This module introduces graph mining.

Data points from networks, graphs, of connections.

Purpose: extract patterns from graphs.

3 different areas of graph mining:

Community detection: finding groups of nodes with similar characteristics.
Link analysis: understanding which node is more important than others.
Embedding: capturing similarities among nodes.

Graph $G=(V,E)$ : a set of vertices $V$ connected through edges $E\subseteq V\times V$ .

undirected & directed graph

Graph representations. A graph can be represented by adjacency lists or an adjacency matrix.

Degree of a node.

Graph construction:

KNN graph: connect every point $\mathbb x$ with its closest $k$ points.
$\epsilon$ -neighborhood: connect all points $\mathbb x$ with the points within $\epsilon$ distance.
Fully-connected graph: choose a distance $dist$ , then connect any point to any other point. The weight of each edge $(i,j)$ corresponds to $1-dist$ between $i$ and $j$ .

The Adjacency Matrix

Consider undirected graphs. Their adjacency matrix is symmetric.
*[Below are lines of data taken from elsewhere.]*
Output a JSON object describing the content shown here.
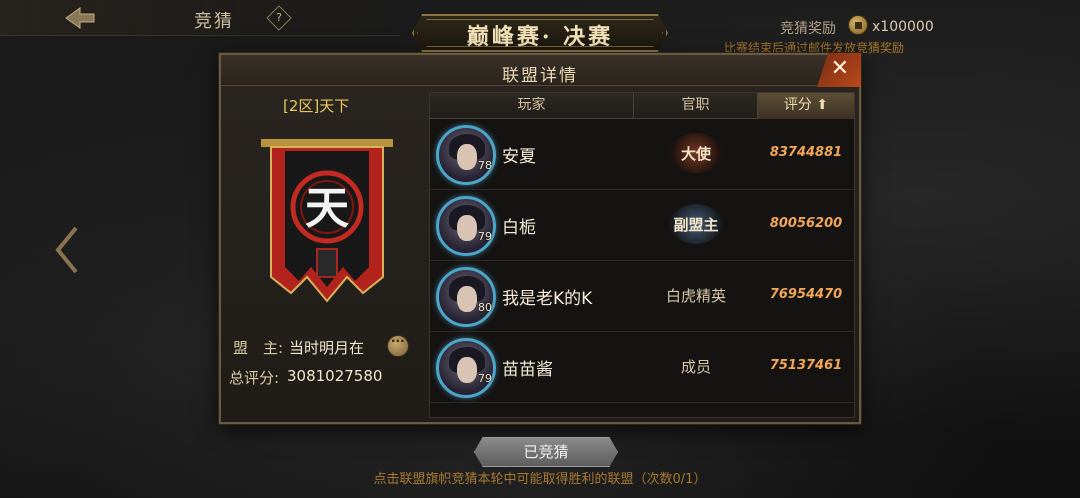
{
  "topbar": {
    "back_icon": "back-arrow-icon",
    "title": "竞猜",
    "help_label": "?"
  },
  "stage": {
    "title": "巅峰赛· 决赛"
  },
  "reward": {
    "label": "竞猜奖励",
    "coin_icon": "copper-coin-icon",
    "amount": "x100000",
    "note": "比赛结束后通过邮件发放竞猜奖励"
  },
  "panel": {
    "title": "联盟详情",
    "close_label": "✕",
    "alliance": {
      "name": "[2区]天下",
      "flag_char": "天",
      "leader_label": "盟　主:",
      "leader_name": "当时明月在",
      "score_label": "总评分:",
      "score_value": "3081027580"
    },
    "table": {
      "columns": {
        "player": "玩家",
        "role": "官职",
        "score": "评分",
        "score_sort_icon": "sort-up-arrow-icon"
      },
      "rows": [
        {
          "name": "安夏",
          "level": "78",
          "role": "大使",
          "score": "83744881"
        },
        {
          "name": "白栀",
          "level": "79",
          "role": "副盟主",
          "score": "80056200"
        },
        {
          "name": "我是老K的K",
          "level": "80",
          "role": "白虎精英",
          "score": "76954470"
        },
        {
          "name": "苗苗酱",
          "level": "79",
          "role": "成员",
          "score": "75137461"
        }
      ]
    }
  },
  "footer": {
    "button_label": "已竞猜",
    "hint": "点击联盟旗帜竞猜本轮中可能取得胜利的联盟（次数0/1）"
  },
  "colors": {
    "accent_gold": "#f0c75a",
    "score_orange": "#f2a658",
    "close_red": "#b8491c",
    "hint_brown": "#a97a32"
  }
}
By multiplying a vector $\mathbf x\in\mathbb R^n$ with a adjacency matrix.

$\mathbf x$ can be thought as the vector form of a function $f:V\rarr\mathbb R$ .

\mathbf{Ax}=\mathbf{y}\\ \Rarr \left( \begin{array}{cc}a_{1,1} & \cdots & a_{1,n}\\ \vdots & \ddots & \vdots\\ a_{n,1} & \cdots& a_{n,n} \end{array} \right) \left({\begin{array}{cc}x_1\\ \vdots\\x_n\end{array}}\right) = \left({\begin{array}{cc}y_1\\ \vdots\\y_n\end{array}}\right)
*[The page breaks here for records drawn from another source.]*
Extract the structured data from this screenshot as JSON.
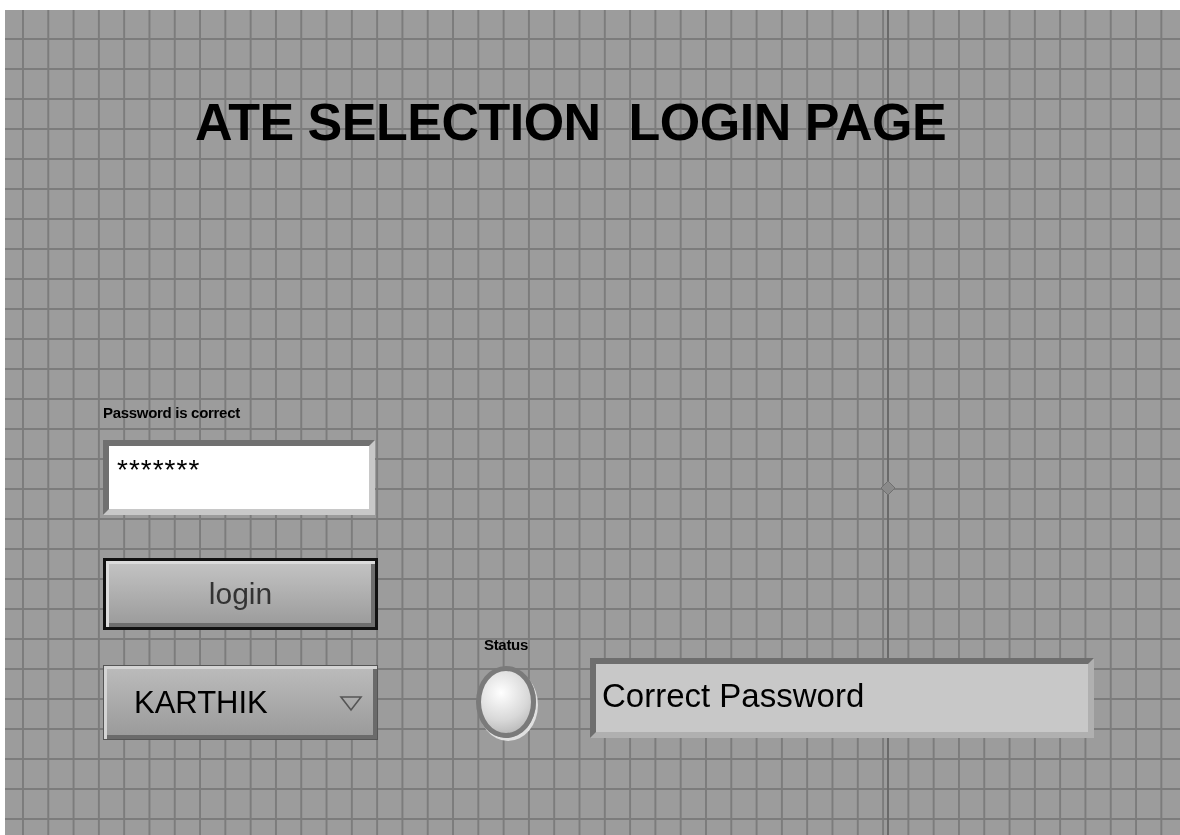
{
  "title": "ATE SELECTION  LOGIN PAGE",
  "password": {
    "label": "Password is correct",
    "value": "*******"
  },
  "login_button": {
    "label": "login"
  },
  "user_dropdown": {
    "value": "KARTHIK"
  },
  "status": {
    "label": "Status",
    "on": true
  },
  "message": {
    "value": "Correct Password"
  }
}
The vector $\mathbf y$ ’s $i$ -th element is $y_i=\sum_{(i,j)\in E}x_j$ . Therefore, the entry $y_i$ is the sum of labels $x_j$ of neighbors of $i$ . This means that $\mathbf A$ is a matrix that transforms the value of a node as a sum of the value of the neighbors. If we repeat this aggregation multiple times we obtain a propagation of the initial labels $\mathbf x$ over the network $\mathbf x^{(t)}=\mathbf{Ax}^{(t-1)}$

There exists a fixed-point in this iteration:

\exist\lambda,\mathbf{Ax}=\lambda\mathbf{x}

We want to find an eigenvector $\mathbf x$ and eigenvalue $\lambda$ for the matrix $\mathbf A$ .

Spectral Graph Theory

Analyzing properties of the graph by inspecting the eigenvalues and eigenvectors of matrices that represent the graph structure.
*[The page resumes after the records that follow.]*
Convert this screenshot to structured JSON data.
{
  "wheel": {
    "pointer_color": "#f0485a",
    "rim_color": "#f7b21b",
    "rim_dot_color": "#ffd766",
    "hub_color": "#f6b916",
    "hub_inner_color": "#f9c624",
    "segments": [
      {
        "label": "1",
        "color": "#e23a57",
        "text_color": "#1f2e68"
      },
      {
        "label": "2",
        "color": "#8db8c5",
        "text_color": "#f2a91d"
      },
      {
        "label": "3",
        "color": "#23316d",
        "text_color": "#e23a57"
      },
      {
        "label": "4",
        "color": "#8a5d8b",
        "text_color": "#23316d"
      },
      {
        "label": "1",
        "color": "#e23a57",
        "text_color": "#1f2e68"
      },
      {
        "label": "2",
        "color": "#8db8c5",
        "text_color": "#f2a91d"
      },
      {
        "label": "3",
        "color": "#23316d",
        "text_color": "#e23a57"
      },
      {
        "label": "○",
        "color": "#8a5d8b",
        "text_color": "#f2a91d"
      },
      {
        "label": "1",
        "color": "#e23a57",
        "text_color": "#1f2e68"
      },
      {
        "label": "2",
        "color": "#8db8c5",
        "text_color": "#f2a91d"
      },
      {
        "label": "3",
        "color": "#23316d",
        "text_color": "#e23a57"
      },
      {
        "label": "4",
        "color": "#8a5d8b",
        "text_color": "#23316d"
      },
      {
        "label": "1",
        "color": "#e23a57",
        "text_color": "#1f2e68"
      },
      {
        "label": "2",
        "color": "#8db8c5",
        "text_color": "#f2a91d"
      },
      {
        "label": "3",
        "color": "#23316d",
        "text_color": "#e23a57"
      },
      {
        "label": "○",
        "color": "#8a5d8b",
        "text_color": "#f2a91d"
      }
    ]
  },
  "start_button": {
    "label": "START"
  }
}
Given a graph $G$ and a matrix $\mathbf M$ that describes the graph’s structure, the graph spectrum is the set of $\mathbf M$ ’s eigenvalues $\Lambda=\{\lambda_1,\cdots,\lambda_n\}$ sorted in descending order $\lambda_1\ge\lambda\ge\cdots\ge\lambda_n$

$\lambda\in\mathbb C^1$ is an eigenvalue if there exists a vector $\mathbf x\in\mathbb C^n,\mathbf x\neq0$ s.t. $\mathbf{Ax}=\lambda\mathbf x\Lrarr(\mathbf A-\lambda\mathbf I)\mathbf x=0\Rarr\mathbf\det(A-\lambda\mathbf I)=0$

For symmetric matrices. $\mathbf A$ is symmetric, This means $a_{j,i}=a_{i,j}\forall i,j$ . Thus,

All eigenvalues are positive $\lambda\ge0$
The matrix is positive semi-definite, $\mathbf x^\top\mathbf{Ax}\ge0\forall\mathbf x$ .
$\exist$ matrix $\mathbf N$ , s.t. $\mathbf A=\mathbf N^\top\mathbf N$
All eigenvalues are real numbers, all eigenvectors are orthogonal ( $\mathbf u^\top\mathbf v=0$ ).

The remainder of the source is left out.